Semua harta yang kita miliki, pada hakikatnya adalah milik Allah SWT. Selama berada di tangan kita, harta itu hanyalah pinjaman dari Allah SWT, karena setiap saat Allah dapat mengambilnya kembali. Gunakan harta itu dengan baik pada jalan yang baik pula. Infakkanlah harta itu di jalan Allah, karena apa yang kita infakkan dijalanNya akan menjadi harta yang hakiki. Kita harus ingat bahwa setiap infak yang kita berikan akan mendapat balasan di akhirat kelak. Infak inilah yang akan menjadi bekal yang sangat kita perlukan pada waktu itu, dan balasan yang diberikan Allah akan berlipat ganda hingga sepuluh kali amalan yang telah kita lakukan. Demikianlah seterusnya hingga menjadi lebih banyak dari itu, sesuai dengan kehendakNya. Rasulullah SAW bersabda, “Mereka yang menyedekahkan hartanya kepada orang lain, hartanya tidak akan berkurang. Bahkan, harta itu akan bertambah, dan bertambah, dan bertambah.”

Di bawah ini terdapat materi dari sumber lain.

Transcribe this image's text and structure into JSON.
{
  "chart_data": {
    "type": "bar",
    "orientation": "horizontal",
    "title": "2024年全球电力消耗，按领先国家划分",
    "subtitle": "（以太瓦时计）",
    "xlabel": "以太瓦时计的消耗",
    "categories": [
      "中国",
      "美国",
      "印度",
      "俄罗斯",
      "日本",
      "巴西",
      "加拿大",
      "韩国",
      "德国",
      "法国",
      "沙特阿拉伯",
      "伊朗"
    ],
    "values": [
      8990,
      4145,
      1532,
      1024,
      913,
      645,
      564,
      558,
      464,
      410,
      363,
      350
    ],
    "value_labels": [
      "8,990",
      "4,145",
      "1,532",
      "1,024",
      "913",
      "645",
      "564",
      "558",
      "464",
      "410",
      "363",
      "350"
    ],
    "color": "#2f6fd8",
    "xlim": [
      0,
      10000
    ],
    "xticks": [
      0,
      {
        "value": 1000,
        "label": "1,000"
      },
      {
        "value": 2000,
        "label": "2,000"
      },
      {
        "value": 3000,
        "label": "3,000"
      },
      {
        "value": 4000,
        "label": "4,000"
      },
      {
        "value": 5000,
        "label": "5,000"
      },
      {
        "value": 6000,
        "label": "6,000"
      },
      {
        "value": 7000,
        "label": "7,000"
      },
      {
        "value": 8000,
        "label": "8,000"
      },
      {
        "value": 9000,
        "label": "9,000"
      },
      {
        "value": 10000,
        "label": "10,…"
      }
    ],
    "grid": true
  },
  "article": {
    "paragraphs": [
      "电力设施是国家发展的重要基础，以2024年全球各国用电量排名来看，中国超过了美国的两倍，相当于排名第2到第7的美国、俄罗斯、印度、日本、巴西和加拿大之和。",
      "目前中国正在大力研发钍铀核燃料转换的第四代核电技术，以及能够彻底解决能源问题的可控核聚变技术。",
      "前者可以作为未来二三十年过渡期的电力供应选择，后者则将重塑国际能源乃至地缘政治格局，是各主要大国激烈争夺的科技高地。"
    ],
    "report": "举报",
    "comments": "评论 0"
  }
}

Apa yang kita infakkan, sebenarnya itulah yang menjadi harta kita. Dan apa yang kita pertahankan, mungkin suatu saat akan diambil kembali oleh Tuhan yang memberinya atau mungkin akan menjadi hak orang lain. Betapa banyak malapetaka yang menimpa orang-orang yang telah mengabaikan kewajiban atas hartanya. Harta adalah fitnah [ujian], sebagaimana yang difirmankan oleh Allah SWT dalam surat At Taghaabun ayat 15, yang artinya “Bahwasanya hartamu dan anak-anakmu itu adalah fitnah [ujian], dan di sisi Allah ada pahala yang besar.”

Jika harta itu tidak diinfakkan di jalan yang benar sebagaimana yang diperintahkan Allah, maka harta itu akan menjadi fitnah [ujian]. Artinya, jika si pemiliknya tidak lulus dalam ujian terkait harta yang dimilikinya, maka harta itu akan menjadi fitnah [ujian] yang dapat melumatkan si pemiliknya. Fitnah [ujian] yang dijatuhkanNya kepada hartawan yang lalim bisa saja diberlakukanNya baik saat hidup di dunia maupun di kehidupan kekal nanti. Nauzubillahi min dzalik...

Bahwa di antara harta kita terdapat hak fakir miskin dan orang-orang terlantar yang membutuhkan bantuan kita, khususnya kaum kerabat dan tetangga dekat. Hak fakir miskin dalam konteks ini bukan berarti zakat yang sudah menjadi kewajiban atas harta kita yang harus dibayarkan. Bahkan selain zakat, ada pula kewajiban-kewajiban lain yang harus dikerjakan, yaitu sedekah sukarela untuk membantu orang-orang yang memerlukannya.

Betapa lebih indah kehidupan dunia fana ini bilamana setiap orang menyadari dan memahami arti harta yang dititipkanNya, terutama konsekuensi atas harta titipan itu. Niscaya tidak ada kemiskinan yang parah terjadi secara meluas di bumi ini, sebaliknya kesejahteraan yang adil dan merata di penjuru negeri, rasa kebersamaan sebagai makhlukNya membumi dan melangit.

Jadi, tunggu apalagi untuk memulai dari diri sendiri dan lingkungan diri ? .. sebelum terlambat, mulailah bersihkan dan berbenah diri, menghitung bagian-bagian yang hakikatnya bukanlah milikmu, agar tak membebani diri saat bel kepulangan abadi didentangkanNya. Untuk dunia, kita ikut berpartisipasi membangun negeri ini menuju masyarakat yang sejahtera.